France's Alain Bernard, right, is followed by United States' Jason Lezak on the final leg of the men's 4x100-meter freestyle relay final during the swimming competitions in the National Aquatics Center at the Beijing 2008 Olympics.
Bob Bukaty, Associated Press
BEIJING The pictures, the time difference (.08 seconds) and the French, they will all tell you that the difference between a spine-tingling gold and a buzz-kill silver in the men's 400 freestyle relay was a fingertip.
Jason Lezak would insist it's nowhere near that simple.
No way something as miniscule as a fingertip can fully capture how Lezak pulled off one of the greatest, most significant comebacks in swimming history.
In 46.06 seconds of an awe-inspiring anchor leg, Lezak went from doubting himself and accepting a third consecutive failure to instant legend of American swimming. He thought about settling for silver and bronze in the last two Olympic 400-meter relay races, and about his speech to teammates two days earlier about sweeping the relays. He went from trailing French powerhouse sprinter Alain Bernard to using the Frenchman's lead against him. He went from the verge of retirement to reviving his career and keeping Michael Phelps' record chase alive.

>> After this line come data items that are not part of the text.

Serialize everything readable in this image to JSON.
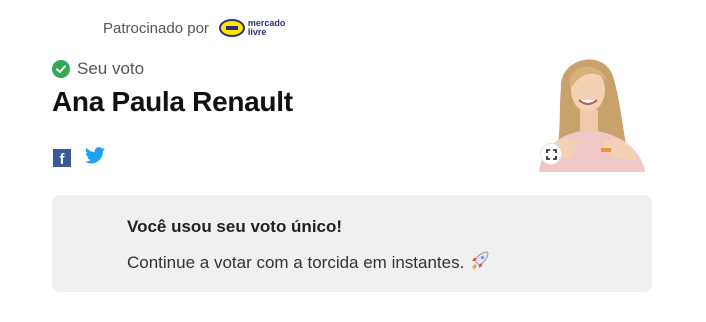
{
  "sponsor": {
    "label": "Patrocinado por",
    "logo_line1": "mercado",
    "logo_line2": "livre",
    "logo_colors": {
      "yellow": "#ffe600",
      "navy": "#2d3277"
    }
  },
  "vote": {
    "status_label": "Seu voto",
    "status_icon": "check-circle-icon",
    "status_color": "#34a853",
    "candidate_name": "Ana Paula Renault"
  },
  "share": {
    "facebook_icon": "facebook-icon",
    "facebook_color": "#3b5998",
    "twitter_icon": "twitter-icon",
    "twitter_color": "#1da1f2"
  },
  "photo": {
    "expand_icon": "expand-icon"
  },
  "message": {
    "title": "Você usou seu voto único!",
    "body": "Continue a votar com a torcida em instantes.",
    "emoji_icon": "rocket-icon"
  }
}
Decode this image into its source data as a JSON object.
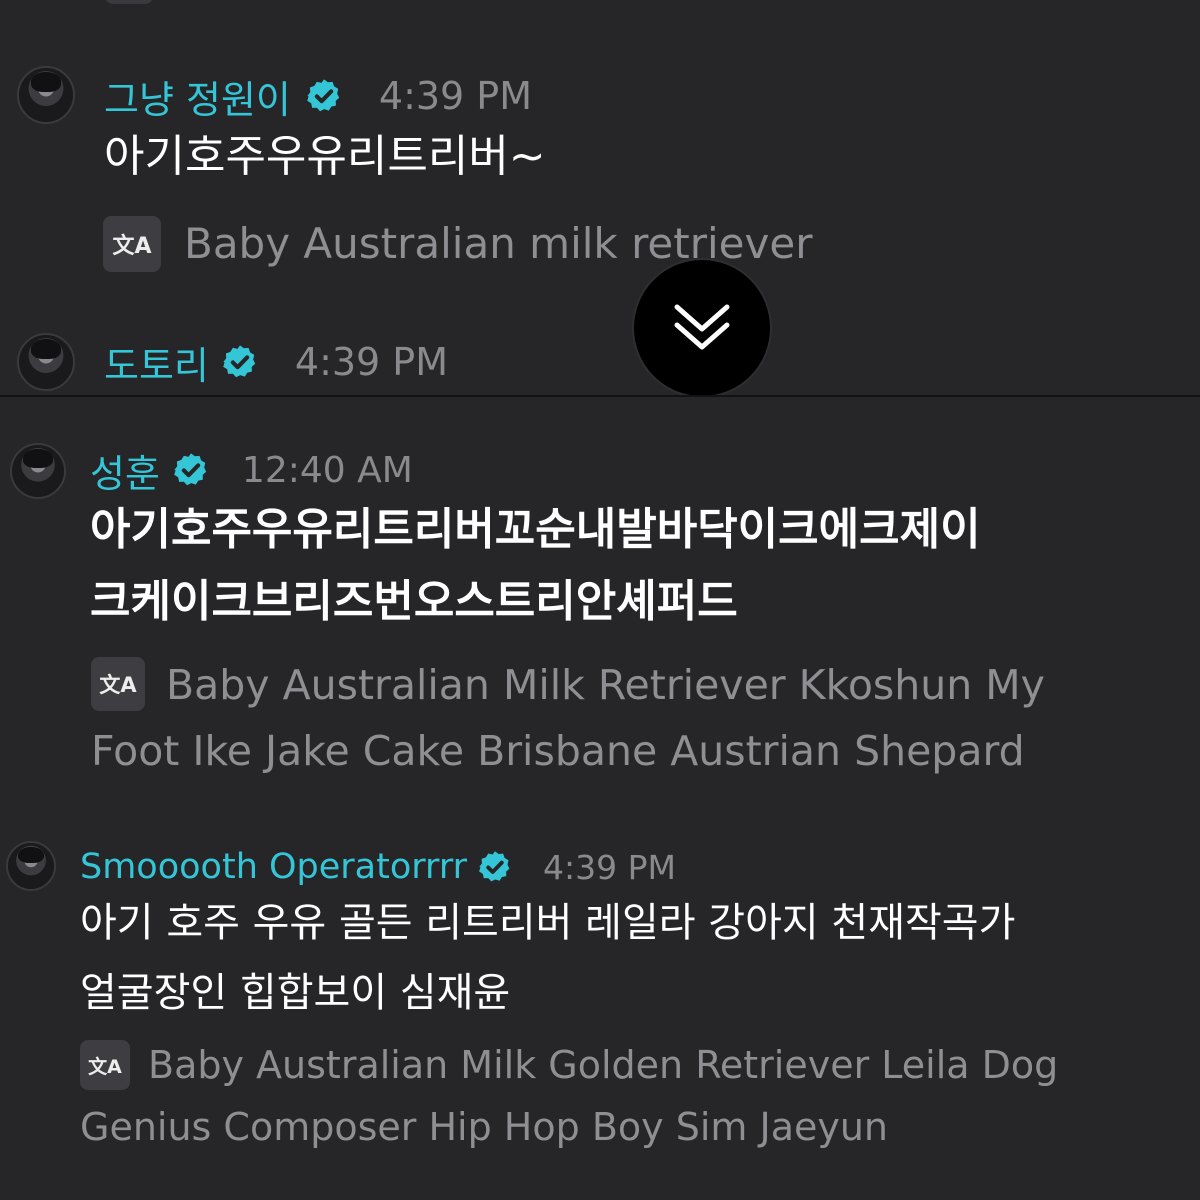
{
  "colors": {
    "background": "#262628",
    "username": "#34c6d6",
    "verified_badge": "#34c6d6",
    "timestamp": "#8a8a8e",
    "message": "#ffffff",
    "translation": "#8e8e93"
  },
  "messages_top": [
    {
      "username": "그냥 정원이",
      "time": "4:39 PM",
      "text": "아기호주우유리트리버~",
      "translation": "Baby Australian milk retriever",
      "verified_icon": "verified-check-icon",
      "translate_icon": "translate-icon"
    },
    {
      "username": "도토리",
      "time": "4:39 PM",
      "verified_icon": "verified-check-icon"
    }
  ],
  "scroll_button": {
    "icon": "double-chevron-down-icon"
  },
  "messages_bottom": [
    {
      "username": "성훈",
      "time": "12:40 AM",
      "text_lines": [
        "아기호주우유리트리버꼬순내발바닥이크에크제이",
        "크케이크브리즈번오스트리안셰퍼드"
      ],
      "translation_lines": [
        "Baby Australian Milk Retriever Kkoshun My",
        "Foot Ike Jake Cake Brisbane Austrian Shepard"
      ],
      "verified_icon": "verified-check-icon",
      "translate_icon": "translate-icon"
    },
    {
      "username": "Smooooth Operatorrrr",
      "time": "4:39 PM",
      "text_lines": [
        "아기 호주 우유 골든 리트리버 레일라 강아지 천재작곡가",
        "얼굴장인 힙합보이 심재윤"
      ],
      "translation_lines": [
        "Baby Australian Milk Golden Retriever Leila Dog",
        "Genius Composer Hip Hop Boy Sim Jaeyun"
      ],
      "verified_icon": "verified-check-icon",
      "translate_icon": "translate-icon"
    }
  ]
}
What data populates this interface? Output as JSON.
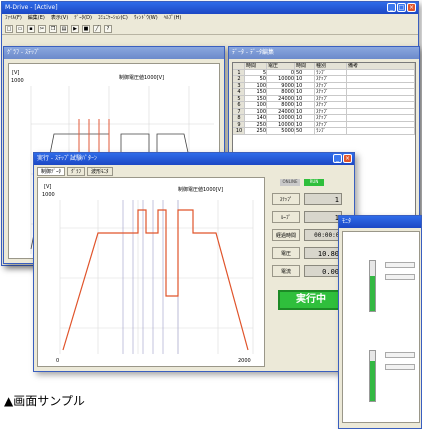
{
  "main_window": {
    "title": "M-Drive - [Active]",
    "menu": [
      "ﾌｧｲﾙ(F)",
      "編集(E)",
      "表示(V)",
      "ﾃﾞｰﾀ(D)",
      "ｺﾐｭﾆｹｰｼｮﾝ(C)",
      "ｳｨﾝﾄﾞｳ(W)",
      "ﾍﾙﾌﾟ(H)"
    ]
  },
  "graph_window_back": {
    "title": "ｸﾞﾗﾌ - ｽﾃｯﾌﾟ",
    "ylabel": "[V]",
    "ymax": "1000",
    "note": "制御電圧値1000[V]"
  },
  "data_window": {
    "title": "ﾃﾞｰﾀ - ﾃﾞｰﾀ編集",
    "columns": [
      "",
      "時間",
      "電圧",
      "時間",
      "種別",
      "備考"
    ],
    "rows": [
      [
        "1",
        "5",
        "0",
        "50",
        "ﾗﾝﾌﾟ",
        ""
      ],
      [
        "2",
        "50",
        "10000",
        "10",
        "ｽﾃｯﾌﾟ",
        ""
      ],
      [
        "3",
        "100",
        "9000",
        "10",
        "ｽﾃｯﾌﾟ",
        ""
      ],
      [
        "4",
        "150",
        "8000",
        "10",
        "ｽﾃｯﾌﾟ",
        ""
      ],
      [
        "5",
        "150",
        "24000",
        "10",
        "ｽﾃｯﾌﾟ",
        ""
      ],
      [
        "6",
        "100",
        "8000",
        "10",
        "ｽﾃｯﾌﾟ",
        ""
      ],
      [
        "7",
        "100",
        "24000",
        "10",
        "ｽﾃｯﾌﾟ",
        ""
      ],
      [
        "8",
        "140",
        "10000",
        "10",
        "ｽﾃｯﾌﾟ",
        ""
      ],
      [
        "9",
        "250",
        "10000",
        "10",
        "ｽﾃｯﾌﾟ",
        ""
      ],
      [
        "10",
        "250",
        "5000",
        "50",
        "ﾗﾝﾌﾟ",
        ""
      ]
    ]
  },
  "run_window": {
    "title": "実行 - ｽﾃｯﾌﾟ試験ﾊﾟﾀｰﾝ",
    "tabs": [
      "制御ﾃﾞｰﾀ",
      "ｸﾞﾗﾌ",
      "波形ﾓﾆﾀ"
    ],
    "ylabel": "[V]",
    "ymax": "1000",
    "note": "制御電圧値1000[V]",
    "status": [
      "ONLINE",
      "RUN"
    ],
    "rows": [
      {
        "label": "ｽﾃｯﾌﾟ",
        "value": "1"
      },
      {
        "label": "ﾙｰﾌﾟ",
        "value": "1"
      },
      {
        "label": "経過時間",
        "value": "00:00:04"
      },
      {
        "label": "電圧",
        "value": "10.80"
      },
      {
        "label": "電流",
        "value": "0.00"
      }
    ],
    "run_label": "実行中",
    "xstart": "0",
    "xend": "2000"
  },
  "monitor_window": {
    "title": "ﾓﾆﾀ"
  },
  "caption": "▲画面サンプル"
}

And when he touched the wall first yes, by a fingertip he had completed the most exhilarating, painful, satisfying, historical 46.06 seconds of his career.
"People always step up and do extraordinary things at the Olympics," Lezak said.
The 32-year-old was actually referring to his competitors in the last two Olympics when he said that. He was discussing the disappointment he felt when the favored Americans fell in 2000 and 2004 to teams that pulled off the extraordinary to upset the U.S.
When Lezak made the turn for the final 50 Monday morning, the picture in front of him looked too familiar. He was behind. Maybe too far behind.
"A lot of the times in the last Olympics, it just wasn't attainable," Lezak said of making up deficits past Olympics. "I just wasn't going to catch a guy that was two seconds ahead of me."
And just like then, Lezak began this final 50 meters with the same thought floating through his head. In fact, Lezak held a quick conversation with himself immediately after turning for the home stretch.
It went like this: "There's no way.' And then it changed to, 'This is ridiculous, it's the Olympics and I'm here for the United States of America. I don't care how bad it hurts, I'm just going to out there and give it.'
"Honestly, within five seconds I was thinking all of these things. I just got like a super charge and took it from there."